Fixed Index Annuities (FIAs)

by Craig Moser on December 8, 2017

Fixed Index Annuities (FIAs) are a contract between you and an insurance company.  They may help you reach your long-term financial goals.  In exchange for your premium payment, the insurance company provides income.  Income begins immediately or at some time in the future.  FIAs also offer the potential for indexed interest based on changes in select indices. ¹


The Name “Fixed Index Annuity”

Fixed:        The insurance company guarantees a minimum rate of return on the contract.

 Index:       Unlike traditional fixed annuities, fixed index annuities allows you to take advantage of market upside.  Specifically, interest credits based on changes in select indices, such as the S&P 500 or the Dow Jones Industrial Average.

Annuity:    An annuity is a contract between you and an insurance company.  In exchange for paying an initial premium, the insurance company offers you regular income payments, either starting now, or down the road.


The Players

Insurance Company issues the annuity and is responsible for backing its guarantees.

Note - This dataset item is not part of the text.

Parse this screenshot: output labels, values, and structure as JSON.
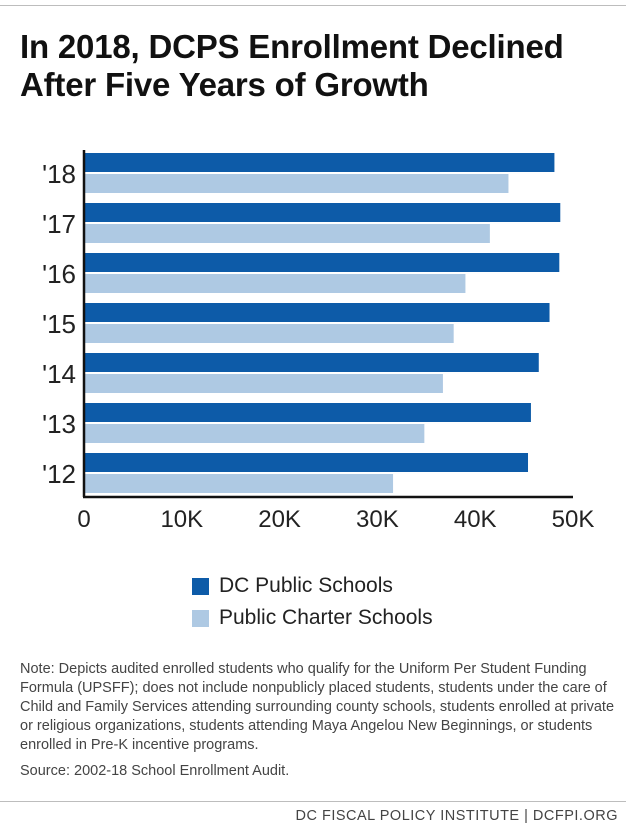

Annuitant:  is the person whose age and life expectancy determine payment amounts.  The annuitant and owner are usually the same person, but not always.

Contract Owner:   makes decisions regarding the annuity.  The contract owner may be one or two people, or even a trust.

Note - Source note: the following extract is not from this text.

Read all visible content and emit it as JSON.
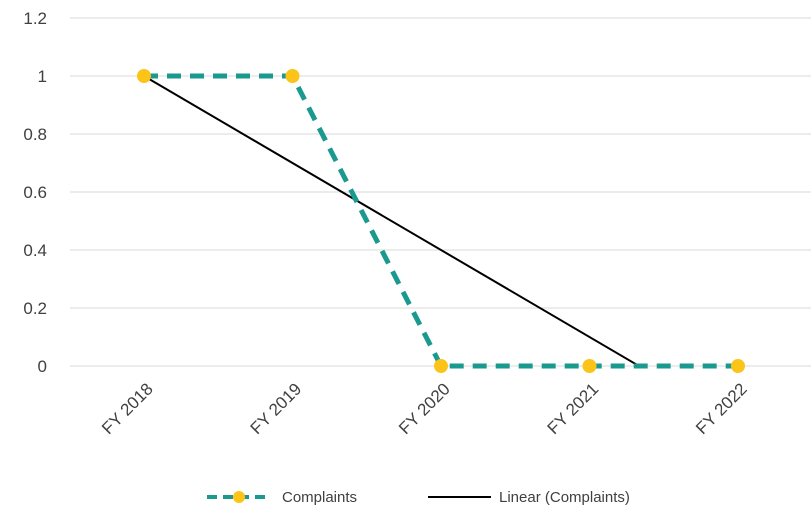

Beneficiary:  receives the death benefit of the annuity.  Without a beneficiary, the annuity may be subject to probate.  However, with a beneficiary named, proceeds pass without probate.


How They Work

Part One: Accumulation

As soon as you purchase an annuity, it begins gaining interest from the fixed rate, or based on changes in selected indices.  This interest accumulates tax-deferred, which can help your assets grow more quickly.  In addition, some contracts may include a Lifetime Income Benefit Rider for an additional fee.  This rider determines how you receive payments during the Distribution Phase.  Features like caps, spreads and/or participation rates can limit interest crediting.

Part Two: Distribution

When you decide it’s time to receive income payments, the distribution phase begins.  You can take payments on a set schedule, which can last a lifetime.  Alternatively, if you purchased an income rider, you can take income withdrawals as an alternative to annuitization.  However, the income benefit is never available as a lump sum or cash surrender value.²  Whatever method you choose, fixed index annuities can help you feel more confident about your income in retirement.

Annuities meet long-term needs and are subject to surrender charges.  Surrender charges or withdrawal penalties may result in a loss of credited interest and a partial loss of premium.  Distributions are subject to ordinary income tax, and, if taken prior to 59½, a 10% federal penalty.


  1. Fixed Index Annuities are not a direct investment in the stock market. They are long-term insurance products, guaranteed by the issuing company.  FIAs offer a potential for interest, based in part, on the performance of specific indices.  There isn’t a risk of premium loss resulting from market downturns or fluctuations.  They may not be appropriate for all clients.
  2. Although an external index may affect your contract values, the contract does not directly participate in any stock or investments. You are not buying bonds, shares of stock, or shares of an index fund.  It isn’t possible to invest directly in an index.  The market index value doesn’t include dividends paid.  These dividends aren’t reflected in the interest credited to your contract.  Indexed interest could be less than with a traditional product, and could be zero.